[GIS] Robust alternatives to Moran’s I

algorithmrspatial statistics

Moran’s I, a measure of spatial autocorrelation, is not a particularly robust statistic (it can be sensitive to skewed distributions of the spatial data attributes).

What are some more robust techniques for measuring spatial autocorrelation? I’m particularly interested in solutions that are readily available/implementable in a scripting language like R. If solutions apply to unique circumstances/data distributions, please specify those in your answer.

EDIT: I’m expanding the question with a few examples (in response to comments/answers to the original question)

It’s been suggested that permutation techniques (where a Moran’s I sampling distribution is generated using a Monte Carlo procedure) offers a robust solution. My understanding is that such test eliminates the need to make any assumptions about the Moran’s I distribution (given that the test statistic can be influenced by the spatial structure of the dataset) but, I fail to see how the permutation technique corrects for non-normally distributed attribute data. I offer two examples: one that demonstrates the influence of skewed data on local Moran’s I statistic, the other on global Moran’s I-–even under permutation tests.

I'll use Zhang et al.'s(2008) analyses as the first example. In their paper, they show attribute data distribution's influence on the local Moran’s I using permutation tests (9999 simulations). I’ve reproduced the authors’ hotspot results for lead (Pb) concentrations (at 5% confidence level) using the original data (left panel) and a log transformation of that same data (right panel) in GeoDa. Boxplots of the original and log-transformed Pb concentrations are also presented. Here, the number of significant hot spots nearly doubles when the data are transformed; this example shows that the local statistic is sensitive to attribute data distribution–even when using Monte Carlo techniques!

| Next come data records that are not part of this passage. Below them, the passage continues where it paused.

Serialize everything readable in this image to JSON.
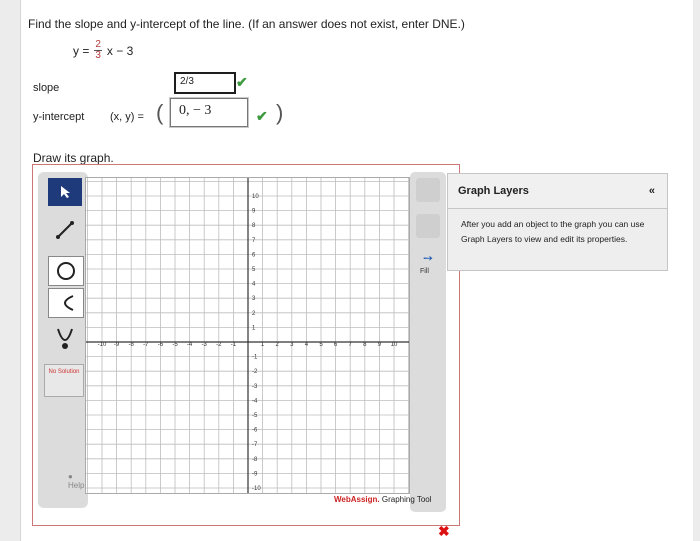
{
  "question": {
    "text": "Find the slope and y-intercept of the line. (If an answer does not exist, enter DNE.)"
  },
  "equation": {
    "lhs": "y =",
    "num": "2",
    "den": "3",
    "rhs": "x − 3"
  },
  "slope": {
    "label": "slope",
    "value": "2/3"
  },
  "yintercept": {
    "label": "y-intercept",
    "coord": "(x, y) =",
    "value": "0, − 3"
  },
  "graph": {
    "prompt": "Draw its graph.",
    "xticks": [
      "-10",
      "-9",
      "-8",
      "-7",
      "-6",
      "-5",
      "-4",
      "-3",
      "-2",
      "-1",
      "1",
      "2",
      "3",
      "4",
      "5",
      "6",
      "7",
      "8",
      "9",
      "10"
    ],
    "yticks": [
      "10",
      "9",
      "8",
      "7",
      "6",
      "5",
      "4",
      "3",
      "2",
      "1",
      "-1",
      "-2",
      "-3",
      "-4",
      "-5",
      "-6",
      "-7",
      "-8",
      "-9",
      "-10"
    ],
    "no_solution": "No Solution",
    "help": "Help",
    "fill": "Fill",
    "brand_a": "WebAssign.",
    "brand_b": " Graphing Tool"
  },
  "layers": {
    "title": "Graph Layers",
    "collapse": "«",
    "body": "After you add an object to the graph you can use Graph Layers to view and edit its properties."
  },
  "colors": {
    "correct": "#3e9a3e",
    "incorrect": "#d11111",
    "tool_active": "#1f3a7a"
  }
}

enter image description here

The second example (simulated data) demonstrates the influence skewed data can have on the global Moran’s I, even when using permutation tests. An example, in R, follows:

library(spdep)
library(maptools)
NC <- readShapePoly(system.file("etc/shapes/sids.shp", package="spdep")[1],ID="FIPSNO", proj4string=CRS("+proj=longlat +ellps=clrk66"))
rn <- sapply(slot(NC, "polygons"), function(x) slot(x, "ID"))
NB <- read.gal(system.file("etc/weights/ncCR85.gal", package="spdep")[1], region.id=rn)
n  <- length(NB)
set.seed(4956)
x.norm <- rnorm(n) 
rho    <- 0.3          # autoregressive parameter
W      <- nb2listw(NB) # Generate spatial weights
# Generate autocorrelated datasets (one normally distributed the other skewed)
x.norm.auto <- invIrW(W, rho) %*% x.norm # Generate autocorrelated values
x.skew.auto <- exp(x.norm.auto) # Transform orginal data to create a 'skewed' version
# Run permutation tests
MCI.norm <- moran.mc(x.norm.auto, listw=W, nsim=9999)
MCI.skew <- moran.mc(x.skew.auto, listw=W, nsim=9999)
# Display p-values
MCI.norm$p.value;MCI.skew$p.value

Note the difference in P-values. The skewed data indicates that there is no clustering at a 5% significance level (p=0.167) whereas the normally distributed data indicates that there is (p=0.013).

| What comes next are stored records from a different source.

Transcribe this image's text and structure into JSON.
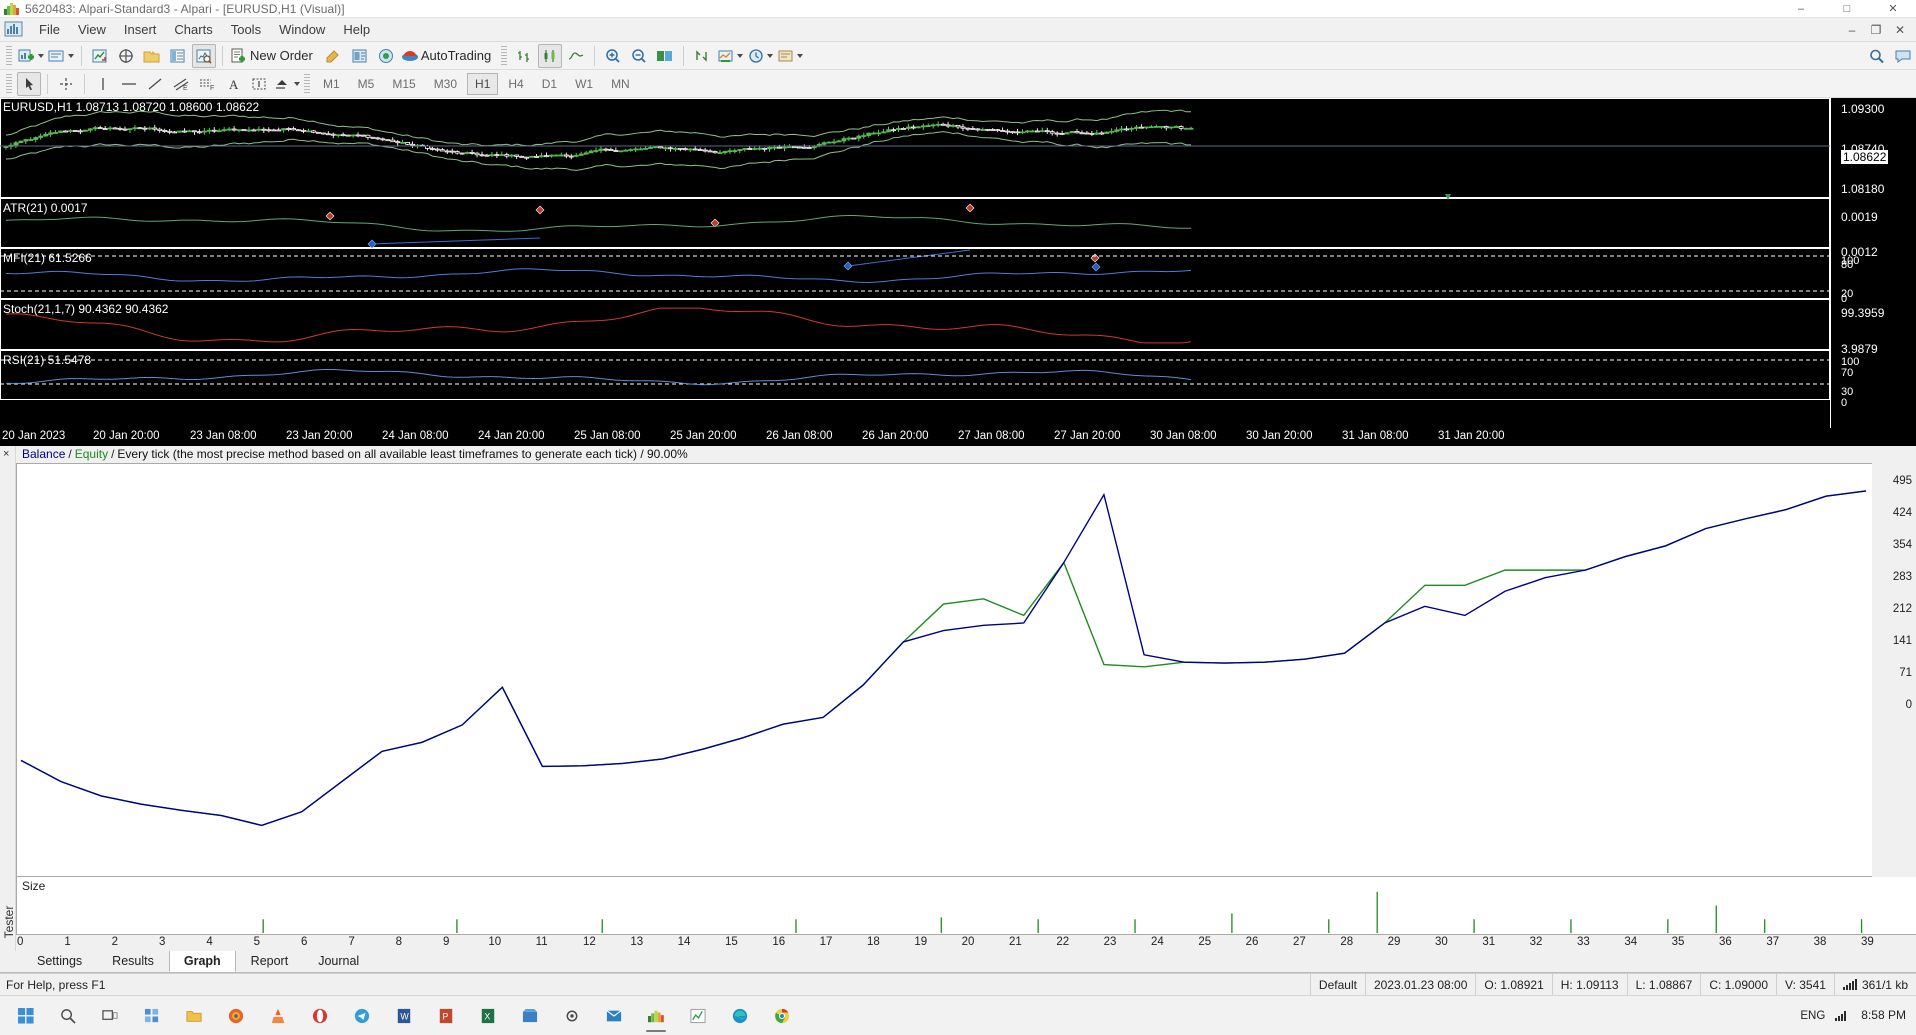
{
  "window": {
    "title": "5620483: Alpari-Standard3 - Alpari - [EURUSD,H1 (Visual)]",
    "icon": "mt4-logo-icon",
    "minimize": "–",
    "maximize": "□",
    "close": "✕",
    "inner_minimize": "–",
    "inner_restore": "❐",
    "inner_close": "✕"
  },
  "menu": {
    "items": [
      "File",
      "View",
      "Insert",
      "Charts",
      "Tools",
      "Window",
      "Help"
    ]
  },
  "toolbar_main": {
    "buttons": [
      {
        "name": "new-chart-button",
        "icon": "new-chart-icon",
        "label": "",
        "dropdown": true
      },
      {
        "name": "profiles-button",
        "icon": "profiles-icon",
        "label": "",
        "dropdown": true
      },
      {
        "name": "market-watch-button",
        "icon": "market-watch-icon",
        "label": ""
      },
      {
        "name": "navigator-button",
        "icon": "navigator-icon",
        "label": ""
      },
      {
        "name": "data-folder-button",
        "icon": "folder-icon",
        "label": ""
      },
      {
        "name": "terminal-button",
        "icon": "terminal-icon",
        "label": ""
      },
      {
        "name": "strategy-tester-button",
        "icon": "strategy-tester-icon",
        "label": "",
        "pressed": true
      },
      {
        "name": "new-order-button",
        "icon": "new-order-icon",
        "label": "New Order"
      },
      {
        "name": "metaeditor-button",
        "icon": "metaeditor-icon",
        "label": ""
      },
      {
        "name": "expert-advisors-button",
        "icon": "expert-advisors-icon",
        "label": ""
      },
      {
        "name": "autotrading-button",
        "icon": "autotrading-icon",
        "label": "AutoTrading"
      },
      {
        "name": "bar-chart-button",
        "icon": "bar-chart-icon",
        "label": ""
      },
      {
        "name": "candlestick-chart-button",
        "icon": "candlestick-icon",
        "label": "",
        "pressed": true
      },
      {
        "name": "line-chart-button",
        "icon": "line-chart-icon",
        "label": ""
      },
      {
        "name": "zoom-in-button",
        "icon": "zoom-in-icon",
        "label": ""
      },
      {
        "name": "zoom-out-button",
        "icon": "zoom-out-icon",
        "label": ""
      },
      {
        "name": "chart-shift-button",
        "icon": "chart-shift-icon",
        "label": ""
      },
      {
        "name": "auto-scroll-button",
        "icon": "auto-scroll-icon",
        "label": ""
      },
      {
        "name": "indicators-button",
        "icon": "indicators-icon",
        "label": "",
        "dropdown": true
      },
      {
        "name": "periods-button",
        "icon": "clock-icon",
        "label": "",
        "dropdown": true
      },
      {
        "name": "templates-button",
        "icon": "templates-icon",
        "label": "",
        "dropdown": true
      }
    ],
    "right_buttons": [
      {
        "name": "search-button",
        "icon": "search-icon"
      },
      {
        "name": "help-chat-button",
        "icon": "chat-icon"
      }
    ]
  },
  "toolbar_line": {
    "buttons": [
      {
        "name": "cursor-button",
        "icon": "cursor-icon",
        "pressed": true
      },
      {
        "name": "crosshair-button",
        "icon": "crosshair-icon"
      },
      {
        "name": "vertical-line-button",
        "icon": "vertical-line-icon"
      },
      {
        "name": "horizontal-line-button",
        "icon": "horizontal-line-icon"
      },
      {
        "name": "trendline-button",
        "icon": "trendline-icon"
      },
      {
        "name": "equidistant-channel-button",
        "icon": "channel-icon"
      },
      {
        "name": "fibonacci-button",
        "icon": "fibonacci-icon"
      },
      {
        "name": "text-button",
        "icon": "text-icon"
      },
      {
        "name": "text-label-button",
        "icon": "text-label-icon"
      },
      {
        "name": "arrows-button",
        "icon": "arrows-icon",
        "dropdown": true
      }
    ],
    "timeframes": [
      {
        "label": "M1",
        "active": false
      },
      {
        "label": "M5",
        "active": false
      },
      {
        "label": "M15",
        "active": false
      },
      {
        "label": "M30",
        "active": false
      },
      {
        "label": "H1",
        "active": true
      },
      {
        "label": "H4",
        "active": false
      },
      {
        "label": "D1",
        "active": false
      },
      {
        "label": "W1",
        "active": false
      },
      {
        "label": "MN",
        "active": false
      }
    ]
  },
  "chart": {
    "symbol_line": "EURUSD,H1  1.08713 1.08720 1.08600 1.08622",
    "panes": [
      {
        "name": "price-pane",
        "label": "",
        "top": 0,
        "height": 100
      },
      {
        "name": "atr-pane",
        "label": "ATR(21) 0.0017",
        "top": 100,
        "height": 50
      },
      {
        "name": "mfi-pane",
        "label": "MFI(21) 61.5266",
        "top": 150,
        "height": 51
      },
      {
        "name": "stoch-pane",
        "label": "Stoch(21,1,7) 90.4362 90.4362",
        "top": 201,
        "height": 51
      },
      {
        "name": "rsi-pane",
        "label": "RSI(21) 51.5478",
        "top": 252,
        "height": 50
      }
    ],
    "price_axis_labels": [
      {
        "text": "1.09300",
        "top": 4,
        "highlight": false
      },
      {
        "text": "1.08740",
        "top": 44,
        "highlight": false
      },
      {
        "text": "1.08622",
        "top": 52,
        "highlight": true
      },
      {
        "text": "1.08180",
        "top": 84,
        "highlight": false
      },
      {
        "text": "0.0019",
        "top": 112,
        "highlight": false
      },
      {
        "text": "0.0012",
        "top": 147,
        "highlight": false
      },
      {
        "text": "100",
        "top": 158,
        "highlight": false
      },
      {
        "text": "80",
        "top": 162,
        "highlight": false
      },
      {
        "text": "20",
        "top": 192,
        "highlight": false
      },
      {
        "text": "0",
        "top": 196,
        "highlight": false
      },
      {
        "text": "99.3959",
        "top": 210,
        "highlight": false
      },
      {
        "text": "3.9879",
        "top": 246,
        "highlight": false
      },
      {
        "text": "100",
        "top": 260,
        "highlight": false
      },
      {
        "text": "70",
        "top": 271,
        "highlight": false
      },
      {
        "text": "30",
        "top": 289,
        "highlight": false
      },
      {
        "text": "0",
        "top": 300,
        "highlight": false
      }
    ],
    "time_labels": [
      "20 Jan 2023",
      "20 Jan 20:00",
      "23 Jan 08:00",
      "23 Jan 20:00",
      "24 Jan 08:00",
      "24 Jan 20:00",
      "25 Jan 08:00",
      "25 Jan 20:00",
      "26 Jan 08:00",
      "26 Jan 20:00",
      "27 Jan 08:00",
      "27 Jan 20:00",
      "30 Jan 08:00",
      "30 Jan 20:00",
      "31 Jan 08:00",
      "31 Jan 20:00"
    ]
  },
  "tester": {
    "close_label": "×",
    "vertical_tab": "Tester",
    "header": {
      "balance": "Balance",
      "sep1": "/",
      "equity": "Equity",
      "sep2": "/",
      "rest": "Every tick (the most precise method based on all available least timeframes to generate each tick) / 90.00%"
    },
    "size_label": "Size",
    "tabs": [
      {
        "label": "Settings",
        "active": false
      },
      {
        "label": "Results",
        "active": false
      },
      {
        "label": "Graph",
        "active": true
      },
      {
        "label": "Report",
        "active": false
      },
      {
        "label": "Journal",
        "active": false
      }
    ]
  },
  "chart_data": {
    "type": "line",
    "title": "Balance / Equity",
    "xlabel": "",
    "ylabel": "",
    "ylim": [
      0,
      530
    ],
    "yticks": [
      0,
      71,
      141,
      212,
      283,
      354,
      424,
      495
    ],
    "ytick_labels": [
      "0",
      "71",
      "141",
      "212",
      "283",
      "354",
      "424",
      "495"
    ],
    "xticks": [
      0,
      1,
      2,
      3,
      4,
      5,
      6,
      7,
      8,
      9,
      10,
      11,
      12,
      13,
      14,
      15,
      16,
      17,
      18,
      19,
      20,
      21,
      22,
      23,
      24,
      25,
      26,
      27,
      28,
      29,
      30,
      31,
      32,
      33,
      34,
      35,
      36,
      37,
      38,
      39
    ],
    "legend": [
      "Balance",
      "Equity"
    ],
    "legend_position": "top-left",
    "grid": false,
    "series": [
      {
        "name": "Balance",
        "color": "#00008b",
        "values": [
          148,
          120,
          101,
          90,
          82,
          75,
          62,
          80,
          120,
          160,
          172,
          195,
          245,
          140,
          141,
          144,
          150,
          163,
          178,
          196,
          205,
          248,
          305,
          320,
          327,
          330,
          410,
          500,
          288,
          278,
          277,
          278,
          282,
          290,
          330,
          352,
          340,
          372,
          390,
          400,
          418,
          432,
          455,
          468,
          480,
          498,
          505
        ]
      },
      {
        "name": "Equity",
        "color": "#1e8c1e",
        "values": [
          148,
          120,
          101,
          90,
          82,
          75,
          62,
          80,
          120,
          160,
          172,
          195,
          245,
          140,
          141,
          144,
          150,
          163,
          178,
          196,
          205,
          248,
          305,
          355,
          362,
          340,
          410,
          275,
          272,
          278,
          277,
          278,
          282,
          290,
          330,
          380,
          380,
          400,
          400,
          400,
          418,
          432,
          455,
          468,
          480,
          498,
          505
        ]
      }
    ],
    "volume_bars": {
      "name": "Size",
      "color": "#1e8c1e",
      "x": [
        5,
        9,
        12,
        16,
        19,
        21,
        23,
        25,
        27,
        28,
        30,
        32,
        34,
        35,
        36,
        38
      ],
      "heights": [
        14,
        14,
        14,
        14,
        16,
        14,
        14,
        20,
        14,
        42,
        14,
        14,
        14,
        28,
        14,
        14
      ]
    }
  },
  "statusbar": {
    "help": "For Help, press F1",
    "profile": "Default",
    "datetime": "2023.01.23 08:00",
    "open": "O: 1.08921",
    "high": "H: 1.09113",
    "low": "L: 1.08867",
    "close": "C: 1.09000",
    "volume": "V: 3541",
    "connection": "361/1 kb"
  },
  "taskbar": {
    "items": [
      {
        "name": "start-button",
        "icon": "windows-icon"
      },
      {
        "name": "search-taskbar-button",
        "icon": "search-icon"
      },
      {
        "name": "task-view-button",
        "icon": "task-view-icon"
      },
      {
        "name": "widgets-button",
        "icon": "widgets-icon"
      },
      {
        "name": "explorer-button",
        "icon": "folder-icon"
      },
      {
        "name": "firefox-button",
        "icon": "firefox-icon"
      },
      {
        "name": "vlc-button",
        "icon": "vlc-icon"
      },
      {
        "name": "opera-button",
        "icon": "opera-icon"
      },
      {
        "name": "telegram-button",
        "icon": "telegram-icon"
      },
      {
        "name": "word-button",
        "icon": "word-icon"
      },
      {
        "name": "powerpoint-button",
        "icon": "powerpoint-icon"
      },
      {
        "name": "excel-button",
        "icon": "excel-icon"
      },
      {
        "name": "store-button",
        "icon": "store-icon"
      },
      {
        "name": "settings-button",
        "icon": "gear-icon"
      },
      {
        "name": "mail-button",
        "icon": "mail-icon"
      },
      {
        "name": "metatrader-button",
        "icon": "mt4-logo-icon",
        "active": true
      },
      {
        "name": "chart-app-button",
        "icon": "chart-icon"
      },
      {
        "name": "edge-button",
        "icon": "edge-icon"
      },
      {
        "name": "chrome-button",
        "icon": "chrome-icon"
      }
    ],
    "tray": {
      "lang": "ENG",
      "time": "8:58 PM",
      "date": ""
    }
  }
}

Chaosheng Zhang, Lin Luo, Weilin Xu, Valerie Ledwith, Use of local Moran's I and GIS to identify pollution hotspots of Pb in urban soils of Galway, Ireland, Science of The Total Environment, Volume 398, Issues 1–3, 15 July 2008, Pages 212-221

Best Answer

(This is just too unwieldy at this point to turn into a comment)

This is in regards to local and global tests (not a specific, sample independent measure of auto-correlation). I can appreciate that the specific Moran's I measure is a biased estimate of the correlation (interpreting it in the same terms as Pearson correlation coefficient), I still don't see how the permutation hypothesis test is sensitive to the original distribution of the variable (either in terms of type 1 or type 2 errors).

Slightly adapting the code you provided in the comment (the spatial weights colqueen was missing);

library(spdep)
data(columbus)
attach(columbus)

colqueen <- nb2listw(col.gal.nb, style="W") #weights object was missing in original comment
MC1 <- moran.mc(PLUMB,colqueen,999)
MC2 <- moran.mc(log(PLUMB),colqueen,999)
par(mfrow = c(2,2))
hist(PLUMB, main = "Histogram PLUMB")
hist(log(PLUMB), main = "HISTOGRAM log(PLUMB)")
plot(MC1, main = "999 perm. PLUMB")
plot(MC2, main = "999 perm. log(PLUMB)")

When one conducts permutation tests (in this instance, I like to think of it as jumbling up space) the hypothesis test of global spatial auto-correlation should not be impacted by the distribution of the variable, as the simulated test distribution will in essence change with the distribution of the original variables. Likely one could come up with more interesting simulations to demonstrate this, but as you can see in this example, the observed test statistics is well outside of the generated distribution for both the original PLUMB and the logged PLUMB (which is much closer to a normal distribution). Although you can see the logged PLUMB test distribution under the null shifts closer to symmetry about 0.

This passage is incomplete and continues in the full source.